The reviews were unanimous: awful. Objectively terrible. Like licking a battery that hates you.
Sweden invented meatballs, cinnamon buns, and ABBA, and then also invented this. Nobody’s perfect.
The Sampler#
The tour continued to another spot where they served a proper Swedish sampler plate. This was much better. Shrimp salad on toast with dill and roe. Smoked salmon. Herring on crispbread. A creamy fish soup. Västerbotten cheese pie.

Then the whole group crammed into a market lunch spot and ordered more food, because apparently the food tour wasn’t enough food.

Fika#
And then we discovered fika.
Fika is Sweden’s word for “coffee break,” except it’s not a break, it’s a religion. You sit down. You order coffee. You eat a cinnamon bun. You do this multiple times per day. It is, without exaggeration, the greatest cultural tradition I have ever encountered.
We stopped at a café in the old town that had the extremely on-the-nose name of “FIKA and Wine.”


The cinnamon bun was perfect. Golden, sticky, dusted with pearl sugar, served on a proper ceramic plate. Not a paper cup situation. Not a grab-and-go. A sit-down, shut-up, enjoy-this-properly situation.
Fika quickly became everyone’s favorite Swedish tradition. We did it every day for the rest of the trip. I regret nothing.
Also, fika does not involve bear meat. This is noted and appreciated.
Gamla Stan#
After fika, we walked into Gamla Stan, Stockholm’s old town, where the buildings look like someone painted a fairy tale and forgot to stop.


The facades are stacked in reds, oranges, and yellows with stepped gables and narrow windows, and the whole thing feels like it was designed specifically to sell postcards. Which it was. But it works.
Cemetery Stop#
Nicholas’s mom loves cemeteries. This is a thing. Every trip, she finds one. Stockholm delivered.

It was a quiet green space with old gravestones, wildflowers, and a red-brick building with castle turrets behind it. Peaceful and a little bit storybook. I’ll allow it.
Evening: More Meatballs#
We ended the day with another round of Swedish meatballs, because apparently you can’t go twelve hours in Sweden without a meatball.

These were better than the food-tour ones.
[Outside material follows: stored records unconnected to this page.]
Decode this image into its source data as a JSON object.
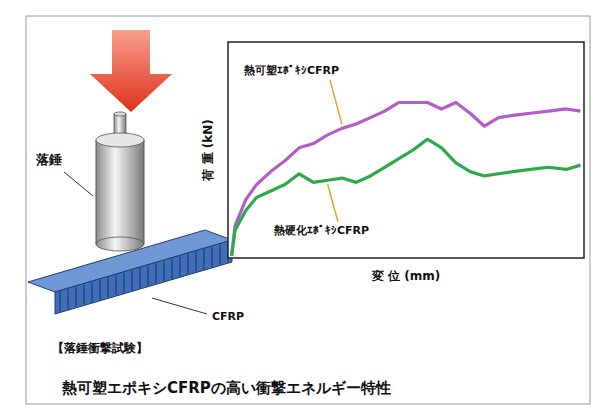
{
  "chart_data": {
    "type": "line",
    "title": "熱可塑エポキシCFRPの高い衝撃エネルギー特性",
    "x_label": "変 位 (mm)",
    "y_label": "荷 重 (kN)",
    "annotations": [
      "落錘",
      "CFRP",
      "【落錘衝撃試験】"
    ],
    "x": [
      1,
      2,
      5,
      8,
      12,
      16,
      20,
      24,
      28,
      32,
      36,
      40,
      44,
      48,
      52,
      56,
      60,
      64,
      68,
      72,
      76,
      80,
      85,
      90,
      95,
      99
    ],
    "series": [
      {
        "name": "熱可塑ｴﾎﾟｷｼCFRP",
        "color": "#b45cc8",
        "values": [
          1,
          15,
          27,
          34,
          40,
          45,
          51,
          53,
          57,
          60,
          62,
          65,
          68,
          72,
          72,
          72,
          69,
          72,
          67,
          61,
          65,
          66,
          67,
          68,
          69,
          68
        ]
      },
      {
        "name": "熱硬化ｴﾎﾟｷｼCFRP",
        "color": "#2eaa4a",
        "values": [
          1,
          13,
          22,
          28,
          31,
          34,
          39,
          35,
          36,
          37,
          35,
          38,
          42,
          46,
          50,
          55,
          51,
          44,
          40,
          38,
          39,
          40,
          41,
          42,
          41,
          43
        ]
      }
    ],
    "xlim": [
      0,
      100
    ],
    "ylim": [
      0,
      100
    ],
    "tick_labels": false,
    "grid": false
  }
}
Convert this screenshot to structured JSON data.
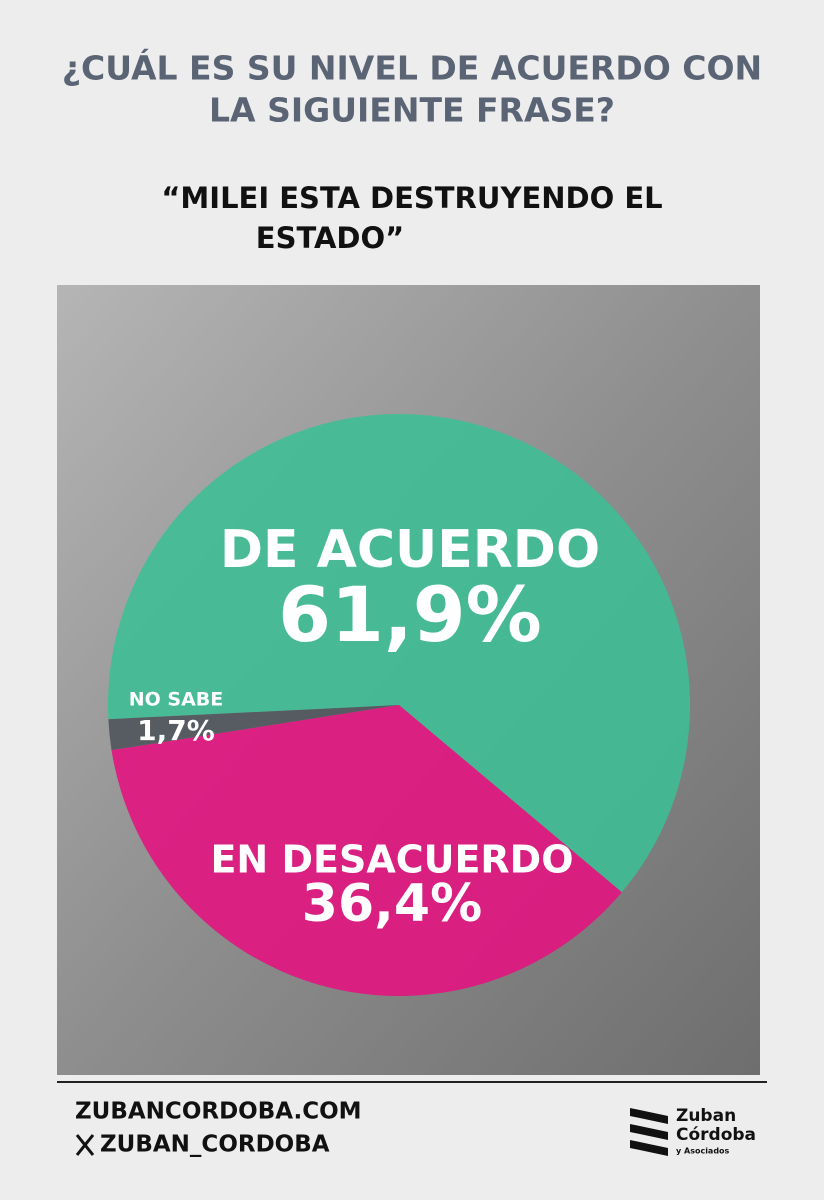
{
  "chart_data": {
    "type": "pie",
    "title": [
      "¿CUÁL ES SU NIVEL DE ACUERDO CON",
      "LA SIGUIENTE FRASE?"
    ],
    "subtitle": [
      "“MILEI ESTA DESTRUYENDO EL",
      "ESTADO”"
    ],
    "categories": [
      "DE ACUERDO",
      "EN DESACUERDO",
      "NO SABE"
    ],
    "values": [
      61.9,
      36.4,
      1.7
    ],
    "value_labels": [
      "61,9%",
      "36,4%",
      "1,7%"
    ],
    "colors": [
      "#3cbf95",
      "#e2147f",
      "#4f555c"
    ]
  },
  "footer": {
    "website": "ZUBANCORDOBA.COM",
    "handle": "ZUBAN_CORDOBA",
    "logo": [
      "Zuban",
      "Córdoba",
      "y Asociados"
    ]
  }
}
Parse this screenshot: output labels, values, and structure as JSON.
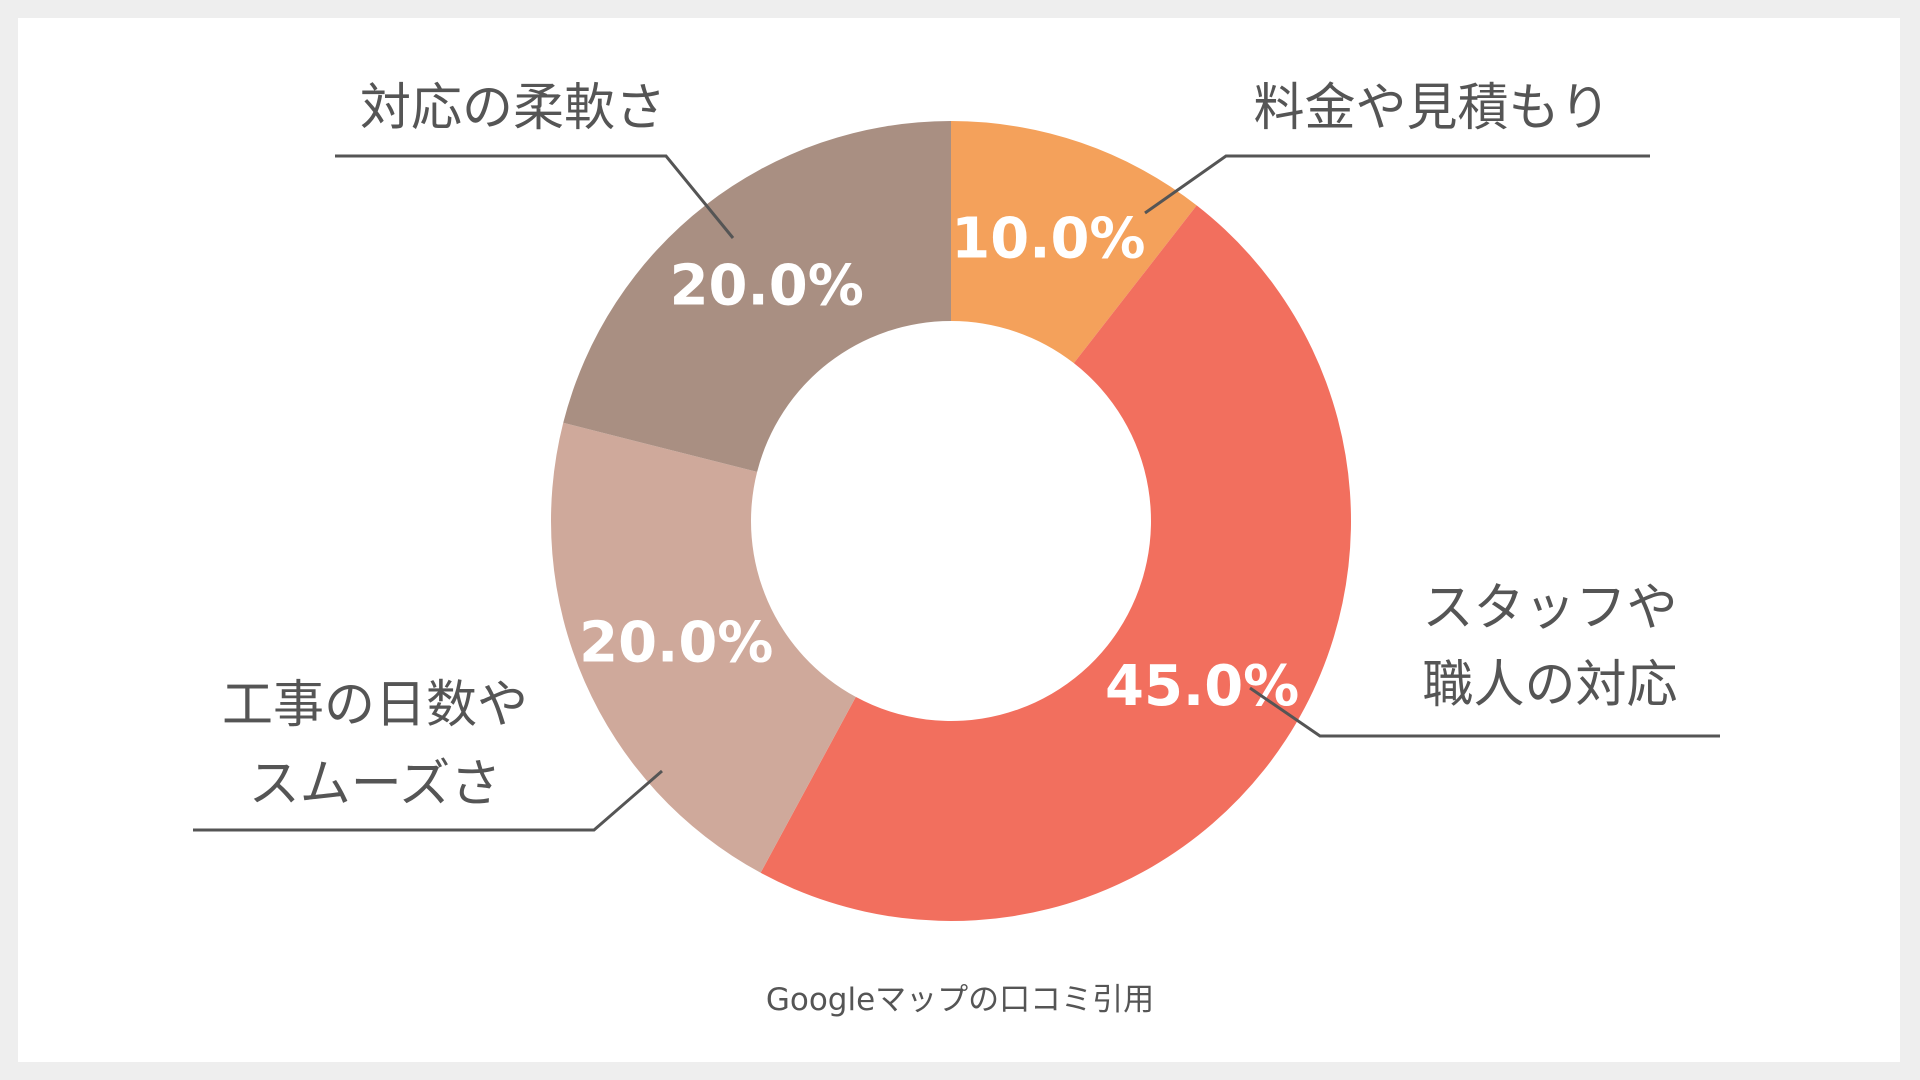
{
  "chart_data": {
    "type": "pie",
    "categories": [
      "料金や見積もり",
      "スタッフや職人の対応",
      "工事の日数やスムーズさ",
      "対応の柔軟さ"
    ],
    "category_lines": [
      [
        "料金や見積もり"
      ],
      [
        "スタッフや",
        "職人の対応"
      ],
      [
        "工事の日数や",
        "スムーズさ"
      ],
      [
        "対応の柔軟さ"
      ]
    ],
    "values": [
      10.0,
      45.0,
      20.0,
      20.0
    ],
    "value_labels": [
      "10.0%",
      "45.0%",
      "20.0%",
      "20.0%"
    ],
    "colors": [
      "#F4A15B",
      "#F26F5E",
      "#CFA99B",
      "#A98F82"
    ],
    "donut": true,
    "start_angle": "top, clockwise",
    "source_note": "Googleマップの口コミ引用"
  },
  "colors": {
    "background": "#eeeeee",
    "panel": "#ffffff",
    "text": "#555555"
  }
}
Proper restaurant plate. Creamy gravy. The lingonberries did their thing.
I checked the menu. No bear. We’re safe.
Day 2: The Waterfront#
The next day was a waterfront day. Less organized, more wandering. Stockholm is built on islands, so you’re never far from water, and the harbor areas have that Scandinavian thing where everything is clean and elegant and makes you feel like your own city is deeply underperforming.



We walked along the quays past boat tour departure points and marina docks. Someone had put up a sign reading “The Best of Stockholm” which is bold advertising but, looking around, not entirely wrong.




The Ferry#
We took a ferry across the harbor, which turned out to be the best way to see the city. Just hop on, sit down, and watch Stockholm slide past the windows.


The ferry dropped us back near Gamla Stan, and that was Stockholm wrapped up. Two days of food tours, waterfront wandering, family time, and an unreasonable number of cinnamon buns.
Stockholm was good. Clean, calm, beautiful in that effortless Nordic way, and fun to explore with the whole crew. The food tour was a highlight, the fika tradition is something I intend to bring home permanently, and the waterfront is one of the best city walks we’ve done anywhere in Europe.
But I need to be clear about something.
I have traveled to over thirty countries with this man. I have been in his backpack through airports, mountains, deserts, icebergs, and oceans.
And he ate bear.
In front of me.
At a food tour.
In Sweden.
I’m not saying I’ll forget. I’m saying I’ll remember strategically.
Next stop: Örebro, deeper into Sweden. Where the food is hopefully less personal.